IT DOESN'T take much to be a Legend of Golf these days. All you
need is a vaguely familiar name, a bagful of titanium and a
working knowledge of Burt Bacharach tunes to verify your age. It
was not that way 18 years ago, when the Legends, a two-man
better-ball tournament, so dazzled the world of golf that the
Senior tour was born. You had to have been a somebody to play
back then. Lately it has been difficult to separate the real
legends from the chaff. Thank goodness Sam Snead and his gang of
eightysomethings are still around to remind us what the standard
ought to be.

Such specimens were in short supply last week at the Stadium
Course at PGA West. Only a fourth victory by Lee Trevino and
Mike Hill, who shot a final-round 63 for an 18-under-par 198,
and the illustrious pairing of Jack Nicklaus and Gary Player,
playing together for the first time and finishing two strokes
back in a three-way tie for second, kept the event from being a
complete misnomer.

The unfortunate truth is that the Legends has lost its way,
becoming little more than television programming and a big
paycheck for guys like George Archer, Bob Murphy and Dave
Stockton. It began as a jewel of an exhibition founded by Fred
Raphael in Austin, in 1978, a concept so novel that it was
co-opted by Deane Beman and turned into the Senior tour. But it
has evolved into a charmless peculiarity that is neither an
exhibition nor an official tournament. It doesn't seem to honor
anyone or anything. Rather, it is one of five unofficial events
on the Senior tour, 54 holes with no cut and a purse of $1.1
million. The Legends was moved to Pete Dye's spectacularly penal
6,803-yard layout at PGA West in La Quinta, Calif., a year ago,
marking the triumph of the marketing types who wanted better
weather and a high-profile venue instead of the tradition it had
acquired in Austin, first at Onion Creek and then at Barton
Creek. The tournament's amiable director, Tim Iley, is 33.

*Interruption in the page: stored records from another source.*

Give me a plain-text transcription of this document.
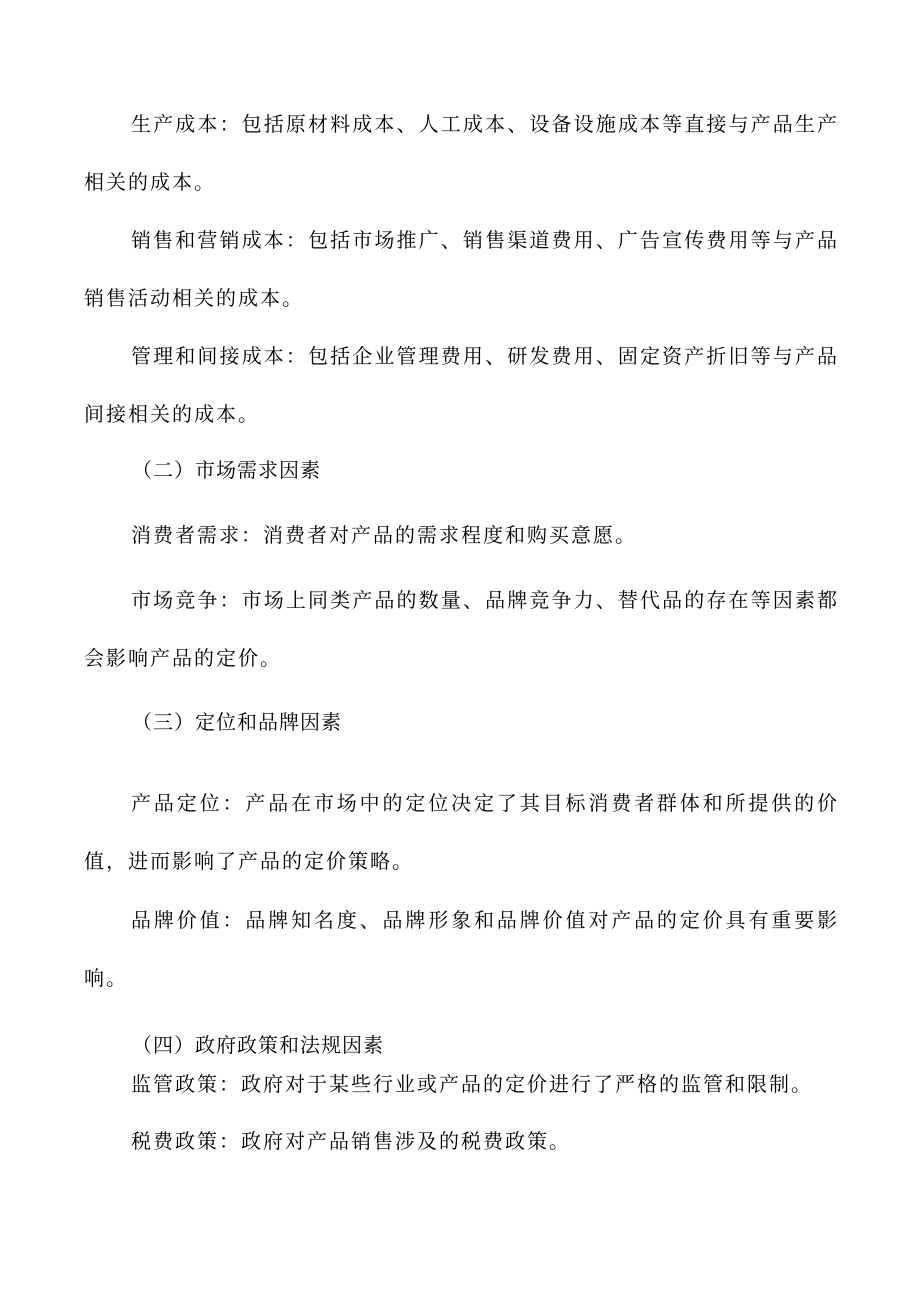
生产成本：包括原材料成本、人工成本、设备设施成本等直接与产品生产相关的成本。

销售和营销成本：包括市场推广、销售渠道费用、广告宣传费用等与产品销售活动相关的成本。

管理和间接成本：包括企业管理费用、研发费用、固定资产折旧等与产品间接相关的成本。

（二）市场需求因素

消费者需求：消费者对产品的需求程度和购买意愿。

市场竞争：市场上同类产品的数量、品牌竞争力、替代品的存在等因素都会影响产品的定价。

（三）定位和品牌因素

产品定位：产品在市场中的定位决定了其目标消费者群体和所提供的价值，进而影响了产品的定价策略。

品牌价值：品牌知名度、品牌形象和品牌价值对产品的定价具有重要影响。

（四）政府政策和法规因素

监管政策：政府对于某些行业或产品的定价进行了严格的监管和限制。

税费政策：政府对产品销售涉及的税费政策。
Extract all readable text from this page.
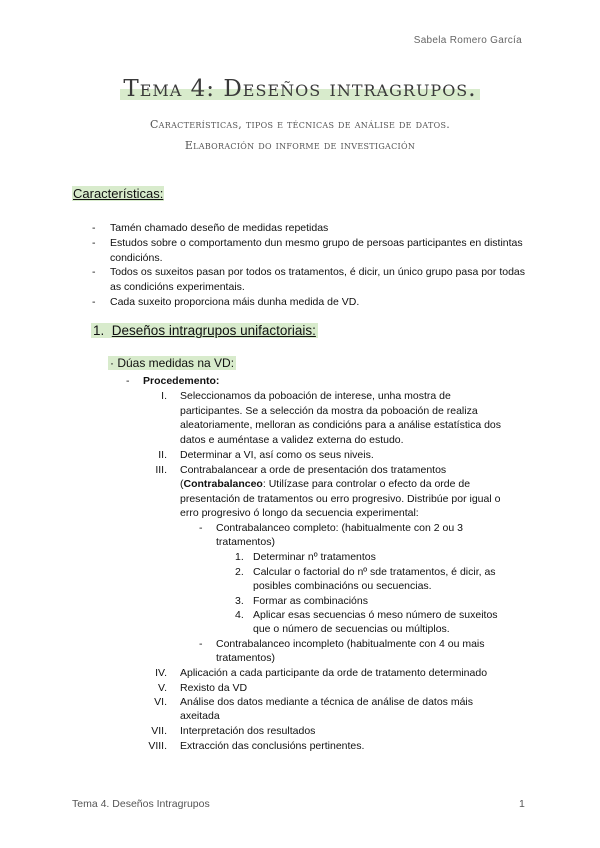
Sabela Romero García
Tema 4: Deseños intragrupos.
Características, tipos e técnicas de análise de datos.
Elaboración do informe de investigación
Características:
- Tamén chamado deseño de medidas repetidas
- Estudos sobre o comportamento dun mesmo grupo de persoas participantes en distintas condicións.
- Todos os suxeitos pasan por todos os tratamentos, é dicir, un único grupo pasa por todas as condicións experimentais.
- Cada suxeito proporciona máis dunha medida de VD.
1. Deseños intragrupos unifactoriais:
· Dúas medidas na VD:
- Procedemento:
I. Seleccionamos da poboación de interese, unha mostra de
participantes. Se a selección da mostra da poboación de realiza
aleatoriamente, melloran as condicións para a análise estatística dos
datos e auméntase a validez externa do estudo.
II. Determinar a VI, así como os seus niveis.
III. Contrabalancear a orde de presentación dos tratamentos
(Contrabalanceo: Utilízase para controlar o efecto da orde de
presentación de tratamentos ou erro progresivo. Distribúe por igual o
erro progresivo ó longo da secuencia experimental:
- Contrabalanceo completo: (habitualmente con 2 ou 3
tratamentos)
1. Determinar nº tratamentos
2. Calcular o factorial do nº sde tratamentos, é dicir, as
posibles combinacións ou secuencias.
3. Formar as combinacións
4. Aplicar esas secuencias ó meso número de suxeitos
que o número de secuencias ou múltiplos.
- Contrabalanceo incompleto (habitualmente con 4 ou mais
tratamentos)
IV. Aplicación a cada participante da orde de tratamento determinado
V. Rexisto da VD
VI. Análise dos datos mediante a técnica de análise de datos máis
axeitada
VII. Interpretación dos resultados
VIII. Extracción das conclusións pertinentes.
Tema 4. Deseños Intragrupos	1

Do we really need another tournament that enriches players of
arguable stature? Let's face it, there is something dissonant
about putting the words legend and Jim Colbert in the same
sentence. Watching Colbert, who with Murphy shot the low final
round of 62 to finish sixth, dominate the Senior tour is like
seeing someone step into one of those headless celebrity
cardboard cutouts in a photo shop. You, too, can look like
Pancho Villa or Louis XVI.

The mission of the original Legends was to give us a chance to
see someone like Snead once more in competition. It was also
meant as a reward to a generation of champions who built the
game before the big money came along. But for any sign of the
event's original intentions last week you had to look beyond the
main draw to a sideshow called the Demaret Division. An
assortment of national treasures 70 and over--the players the
event was really meant for--competed in a 36-hole tournament for
a first prize of $15,000. It was won by Art Wall, 72, and Doug
Ford, 74, who despite their ages, shot 65-69 over Dye's
torturous undulations.

Sadly, they were treated as an afterthought by ABC, which gave
viewers a cursory glance at some inspiring visions, such as
Snead, a month shy of his 84th birthday, birdieing two of the
last three holes to throw a scare into the winners. "That Snead
is 84, and he's charging," Ford said. "I'd be amazed if he can
even see how well he plays." Snead and his partner, the elegant
70-year-old E. Harvie Ward, were in contention throughout en
route to their fourth-place finish at 137.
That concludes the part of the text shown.